In Wolfe-Santos v. NYS Gaming Com’n, No. 160963-2016, 2023 WL 5431870 (N.Y. Sup Ct, New York County Aug. 22, 2023), the court, inter alia, denied defendants’ motion for summary judgment on plaintiff’s disability discrimination claims.
From the decision:
Here, assuming arguendo that defendants met their burden and established that they did not discriminate against plaintiff based upon her disability, that she was not denied a reasonable accommodation or that she could not perform he essential functions of her job, plaintiff has raised a triable issue of fact on each point sufficient to survive summary judgment. At a minimum, defendants have not shown entitlement to summary judgment on plaintiff’s NYCHRL-based failure to accommodate claim, since they have not established that a temporary site visit reduction would place an undue hardship on the Commission.

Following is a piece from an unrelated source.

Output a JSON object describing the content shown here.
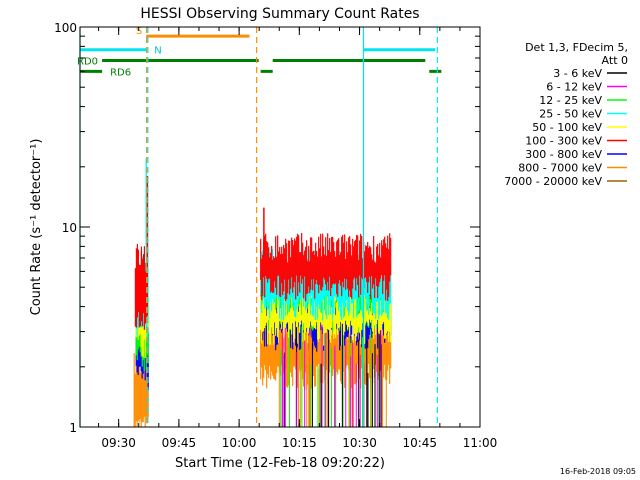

Further, a reasonable fact-finder could weight the parties’ credibility and find that plaintiff’s version of events, to wit, that she suffered from a disability and required a temporary reduction of work site visits, which she duly requested and was denied, led to adverse actions such as the numerous evaluations with negative performance appraisals and incorrect accrual tallies, that defendants were laying a groundwork which would justify plaintiff’s eventual termination. On this final point, to the extent that defendants argue plaintiff’s termination was by operation of law, the court disagrees. If defendants had provided plaintiff with the reasonable accommodation she requested, a temporary reduction in site visits, perhaps she never would have gone out on disability leave.
The court concluded that “[o]n this record, where triable issues of fact abound on the parties’ material disputes of whether plaintiff even requested a reasonable accommodation, summary judgment is not warranted.”